For the last two weeks, Nashiri’s case has been overshadowed by the continuing controversy over the resignation of his civilian defense team, including the required death penalty attorney, because of concerns that they can no longer ethically represent their client due to government interference with confidential attorney-client communications.
But the judge refused to accept their resignation and subsequently sentenced the Chief Defense Counsel, Brigadier General John Baker, to confinement in a Guantanamo trailer park for contempt when he refused to reverse his decision to let the team resign.
Judge Vance Spath was noticeably aware that his reaction to the defense counsels’ resignation cast a public spotlight on the military commissions’ dysfunction. Spath repeatedly addressed those “in the back” of the courtroom—trial observers and other nongovernmental organization representatives, like me.
He said he hoped “objective observers” would agree with his assessment of defense counsels’ resignation—that they had intentionally abandoned their client to serve some strategic goal—and lamented that he could not persuade those with “an agenda.” But it seemed that the judge himself had an agenda to defend the legitimacy of the process at Guantanamo, even if it meant compromising the defendant’s right to learned counsel in a death penalty trial.
The Nashiri defense counsel saga is the quintessential example of Guantanamo as a legal no-man’s-land. In this ad hoc system, with its mobile trailer courtroom, even a question as seemingly simple as who decides whether an attorney may resign sends the commission into a tailspin. The judge disagrees with defense counsel over which rules apply, how they should be interpreted, and who holds authority over what and whom. So a military general winds up being held in contempt of court and sentenced to confinement in his barracks.
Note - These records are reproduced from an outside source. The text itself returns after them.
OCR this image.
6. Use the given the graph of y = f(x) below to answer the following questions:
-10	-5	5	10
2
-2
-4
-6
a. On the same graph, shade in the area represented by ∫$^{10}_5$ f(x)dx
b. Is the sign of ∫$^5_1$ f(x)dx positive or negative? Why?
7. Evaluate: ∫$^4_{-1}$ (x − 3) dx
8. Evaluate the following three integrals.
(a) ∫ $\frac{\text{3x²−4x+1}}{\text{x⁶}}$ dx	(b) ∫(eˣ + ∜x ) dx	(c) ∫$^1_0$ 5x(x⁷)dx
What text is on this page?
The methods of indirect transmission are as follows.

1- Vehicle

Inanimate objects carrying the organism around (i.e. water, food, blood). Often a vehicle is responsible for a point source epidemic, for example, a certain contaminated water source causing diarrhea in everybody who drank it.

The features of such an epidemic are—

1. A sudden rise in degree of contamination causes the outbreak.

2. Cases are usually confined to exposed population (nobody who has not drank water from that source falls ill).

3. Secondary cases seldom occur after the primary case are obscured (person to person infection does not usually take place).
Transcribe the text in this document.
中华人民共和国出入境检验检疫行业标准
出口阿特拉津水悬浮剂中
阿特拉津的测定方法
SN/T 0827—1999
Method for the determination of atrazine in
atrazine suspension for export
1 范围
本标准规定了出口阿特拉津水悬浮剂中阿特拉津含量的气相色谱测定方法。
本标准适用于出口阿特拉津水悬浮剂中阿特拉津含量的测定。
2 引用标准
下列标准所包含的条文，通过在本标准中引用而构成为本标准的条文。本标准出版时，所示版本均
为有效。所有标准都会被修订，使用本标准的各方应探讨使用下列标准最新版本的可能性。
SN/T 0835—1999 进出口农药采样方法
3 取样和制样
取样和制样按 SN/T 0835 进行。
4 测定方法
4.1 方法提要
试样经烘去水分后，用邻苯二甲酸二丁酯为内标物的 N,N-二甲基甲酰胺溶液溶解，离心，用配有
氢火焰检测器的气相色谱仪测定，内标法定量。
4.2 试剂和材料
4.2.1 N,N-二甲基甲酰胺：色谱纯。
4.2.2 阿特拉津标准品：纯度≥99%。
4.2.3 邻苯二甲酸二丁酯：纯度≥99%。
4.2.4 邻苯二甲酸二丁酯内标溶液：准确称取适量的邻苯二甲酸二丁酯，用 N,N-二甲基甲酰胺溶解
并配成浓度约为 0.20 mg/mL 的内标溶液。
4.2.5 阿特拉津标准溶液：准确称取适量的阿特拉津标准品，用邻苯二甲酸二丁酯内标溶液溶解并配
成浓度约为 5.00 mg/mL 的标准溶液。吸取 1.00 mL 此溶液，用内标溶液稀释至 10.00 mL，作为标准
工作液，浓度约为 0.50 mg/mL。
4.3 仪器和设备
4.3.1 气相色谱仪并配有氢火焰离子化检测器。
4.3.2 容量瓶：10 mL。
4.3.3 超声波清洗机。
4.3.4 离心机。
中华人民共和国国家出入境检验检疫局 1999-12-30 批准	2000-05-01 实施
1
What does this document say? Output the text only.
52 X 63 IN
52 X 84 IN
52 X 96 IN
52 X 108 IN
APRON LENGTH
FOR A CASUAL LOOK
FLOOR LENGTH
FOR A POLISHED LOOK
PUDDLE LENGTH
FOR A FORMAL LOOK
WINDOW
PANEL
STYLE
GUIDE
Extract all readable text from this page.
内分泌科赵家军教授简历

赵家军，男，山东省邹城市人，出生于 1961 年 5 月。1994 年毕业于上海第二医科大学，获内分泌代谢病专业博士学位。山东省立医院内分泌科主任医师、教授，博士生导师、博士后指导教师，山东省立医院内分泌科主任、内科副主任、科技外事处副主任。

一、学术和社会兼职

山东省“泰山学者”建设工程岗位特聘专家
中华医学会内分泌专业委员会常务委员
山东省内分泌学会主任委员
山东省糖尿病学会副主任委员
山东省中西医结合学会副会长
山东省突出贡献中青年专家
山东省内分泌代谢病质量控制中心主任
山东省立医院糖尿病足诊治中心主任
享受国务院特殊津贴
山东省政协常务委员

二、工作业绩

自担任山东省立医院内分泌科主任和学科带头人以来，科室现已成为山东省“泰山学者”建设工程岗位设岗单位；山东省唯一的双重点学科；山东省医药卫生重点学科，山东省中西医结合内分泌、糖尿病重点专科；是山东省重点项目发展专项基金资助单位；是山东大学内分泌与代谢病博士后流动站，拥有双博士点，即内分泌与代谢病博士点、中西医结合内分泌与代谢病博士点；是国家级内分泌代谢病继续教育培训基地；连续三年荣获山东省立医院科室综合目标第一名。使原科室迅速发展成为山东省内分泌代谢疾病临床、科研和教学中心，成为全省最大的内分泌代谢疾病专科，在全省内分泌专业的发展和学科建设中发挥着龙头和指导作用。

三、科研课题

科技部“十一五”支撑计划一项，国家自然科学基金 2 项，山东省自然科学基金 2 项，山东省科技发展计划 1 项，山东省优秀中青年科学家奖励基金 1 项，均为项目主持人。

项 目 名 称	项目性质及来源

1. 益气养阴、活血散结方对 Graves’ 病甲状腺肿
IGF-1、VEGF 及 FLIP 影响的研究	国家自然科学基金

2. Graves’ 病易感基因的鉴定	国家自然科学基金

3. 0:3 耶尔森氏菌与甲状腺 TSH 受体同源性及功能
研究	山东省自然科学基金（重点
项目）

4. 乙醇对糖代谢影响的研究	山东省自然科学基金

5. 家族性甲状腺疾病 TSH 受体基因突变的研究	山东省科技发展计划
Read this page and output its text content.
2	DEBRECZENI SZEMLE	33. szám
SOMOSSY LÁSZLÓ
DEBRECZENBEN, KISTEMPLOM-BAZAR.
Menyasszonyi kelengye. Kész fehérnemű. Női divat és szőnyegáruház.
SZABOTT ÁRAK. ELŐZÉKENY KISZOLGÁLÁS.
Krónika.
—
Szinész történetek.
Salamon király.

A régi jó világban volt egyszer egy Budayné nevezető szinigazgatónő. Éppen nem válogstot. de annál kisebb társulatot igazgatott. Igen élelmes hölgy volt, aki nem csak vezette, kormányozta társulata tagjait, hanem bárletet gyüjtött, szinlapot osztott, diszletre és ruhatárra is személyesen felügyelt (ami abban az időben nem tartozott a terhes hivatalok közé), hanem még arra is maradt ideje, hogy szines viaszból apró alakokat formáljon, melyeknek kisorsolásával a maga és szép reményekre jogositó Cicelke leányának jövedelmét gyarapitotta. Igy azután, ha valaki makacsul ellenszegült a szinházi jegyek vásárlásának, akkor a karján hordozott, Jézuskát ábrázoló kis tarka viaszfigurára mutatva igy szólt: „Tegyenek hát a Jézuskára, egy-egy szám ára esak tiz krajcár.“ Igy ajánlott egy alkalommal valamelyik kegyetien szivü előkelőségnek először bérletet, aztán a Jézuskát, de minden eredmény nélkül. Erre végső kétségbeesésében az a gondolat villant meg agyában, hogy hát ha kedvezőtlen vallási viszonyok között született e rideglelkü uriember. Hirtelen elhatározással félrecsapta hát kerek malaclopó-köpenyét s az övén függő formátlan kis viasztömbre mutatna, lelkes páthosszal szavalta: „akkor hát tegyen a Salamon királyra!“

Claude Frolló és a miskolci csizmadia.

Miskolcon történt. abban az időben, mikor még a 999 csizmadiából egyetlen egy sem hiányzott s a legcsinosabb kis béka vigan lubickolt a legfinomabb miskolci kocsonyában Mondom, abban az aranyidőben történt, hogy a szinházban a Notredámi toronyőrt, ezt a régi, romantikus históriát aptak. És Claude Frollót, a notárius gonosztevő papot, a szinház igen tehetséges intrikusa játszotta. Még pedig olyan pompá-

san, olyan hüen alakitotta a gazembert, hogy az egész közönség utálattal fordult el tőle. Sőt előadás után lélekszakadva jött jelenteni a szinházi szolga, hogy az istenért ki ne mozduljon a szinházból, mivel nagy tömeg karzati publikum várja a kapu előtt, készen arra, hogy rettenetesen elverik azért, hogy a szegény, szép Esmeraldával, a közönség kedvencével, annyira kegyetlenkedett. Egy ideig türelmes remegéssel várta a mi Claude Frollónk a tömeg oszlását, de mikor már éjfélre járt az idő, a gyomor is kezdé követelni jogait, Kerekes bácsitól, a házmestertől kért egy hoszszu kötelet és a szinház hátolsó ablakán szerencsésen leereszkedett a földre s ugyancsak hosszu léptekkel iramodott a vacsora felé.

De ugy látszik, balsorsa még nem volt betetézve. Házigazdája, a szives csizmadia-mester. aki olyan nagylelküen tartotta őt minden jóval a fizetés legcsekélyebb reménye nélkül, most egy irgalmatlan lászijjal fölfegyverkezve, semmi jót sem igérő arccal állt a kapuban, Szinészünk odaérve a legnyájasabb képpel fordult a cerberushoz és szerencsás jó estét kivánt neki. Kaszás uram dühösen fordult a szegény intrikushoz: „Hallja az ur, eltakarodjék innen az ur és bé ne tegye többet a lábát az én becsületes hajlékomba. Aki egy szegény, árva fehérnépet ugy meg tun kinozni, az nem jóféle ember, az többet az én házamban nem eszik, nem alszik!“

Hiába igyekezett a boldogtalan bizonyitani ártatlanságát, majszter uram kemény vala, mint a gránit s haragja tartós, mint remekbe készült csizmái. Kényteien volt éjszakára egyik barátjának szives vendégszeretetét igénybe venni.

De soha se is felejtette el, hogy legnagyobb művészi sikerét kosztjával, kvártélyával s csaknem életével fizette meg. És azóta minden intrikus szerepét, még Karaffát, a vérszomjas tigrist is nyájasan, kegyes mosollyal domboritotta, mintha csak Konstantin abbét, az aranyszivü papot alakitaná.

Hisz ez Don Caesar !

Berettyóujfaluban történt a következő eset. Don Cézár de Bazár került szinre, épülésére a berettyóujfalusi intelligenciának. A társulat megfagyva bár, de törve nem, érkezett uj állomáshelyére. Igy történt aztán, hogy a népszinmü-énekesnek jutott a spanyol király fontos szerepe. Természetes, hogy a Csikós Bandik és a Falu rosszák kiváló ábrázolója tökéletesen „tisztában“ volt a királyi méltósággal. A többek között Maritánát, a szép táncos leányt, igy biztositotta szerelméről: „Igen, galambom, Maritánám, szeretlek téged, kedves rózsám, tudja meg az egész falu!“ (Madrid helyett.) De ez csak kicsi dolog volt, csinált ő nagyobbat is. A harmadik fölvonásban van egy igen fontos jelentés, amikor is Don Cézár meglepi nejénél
It’s unclear whether the military commission even has jurisdiction over the Nashiri case, as none of the charges stem from conduct that occurred during an armed conflict. Unfortunately, the Supreme Court declined to examine this foundational question, meaning the commission’s authority to hear the case won’t be resolved until after the trial concludes.
To make matters worse, because the findings of one military commission proceeding have no precedential value for others, every issue is a matter of first impression, and the judge must fumble along until federal judges step in to sort it out. Meanwhile, Judge Royce Lamberth—the D.C. federal judge with jurisdiction to review Nashiri’s case—wants to let the commissions process correct itself, even though it’s showing no signs of doing so.
Spath warned last week that if a federal judge tells him he has no contempt authority, then he will “just pack up and go home.” Of course, a ruling that Spath did not have the authority to hold Baker in contempt would not mean that he has no contempt authority whatsoever. Instead, Spath’s warning felt like a set-up for Lamberth to defer. Constant uncertainty over the applicable rules makes such deference more problematic.
On Monday morning, Spath questioned Emily Olson-Gault, an expert witness from the American Bar Association, about the model legal ethics rules’ requirement for learned counsel in capital cases. Presumably Spath wanted the witness to explain that non-capitally qualified counsel can cross-examine witnesses. Olson-Gault’s opinion, however, aligned more closely with that of Lieutenant Alaric Piette, the sole Nashiri defense lawyer in court last week.
Piette told Spath that every issue in a capital case relates to capital issues, including the cross-examination of evidence foundation witnesses. Spath disagreed, calling this the “nuts and bolts” of trial lawyering. Olson-Gault explained that the ABA guidelines, which provide an ethical floor for lawyering, reject the notion that because a lawyer is qualified to do something in a non-death penalty case, he is necessarily qualified to do the same in a death penalty trial.
Spath responded by dismissing any binding effect of the ABA guidelines: “We agree they’re just guidelines.” Unfortunately, it appears that a federal judge will need to enlighten Judge Spath about the minimum rules and procedures required at Guantanamo.
With every passing week, the military commissions proceedings become more absurd. This level of disorganization and confusion is tragic when justice for the families of U.S. troops killed in the USS Cole bombing is on the line. If Nashiri’s case had been tried in a federal court, it could have been wrapped up years ago.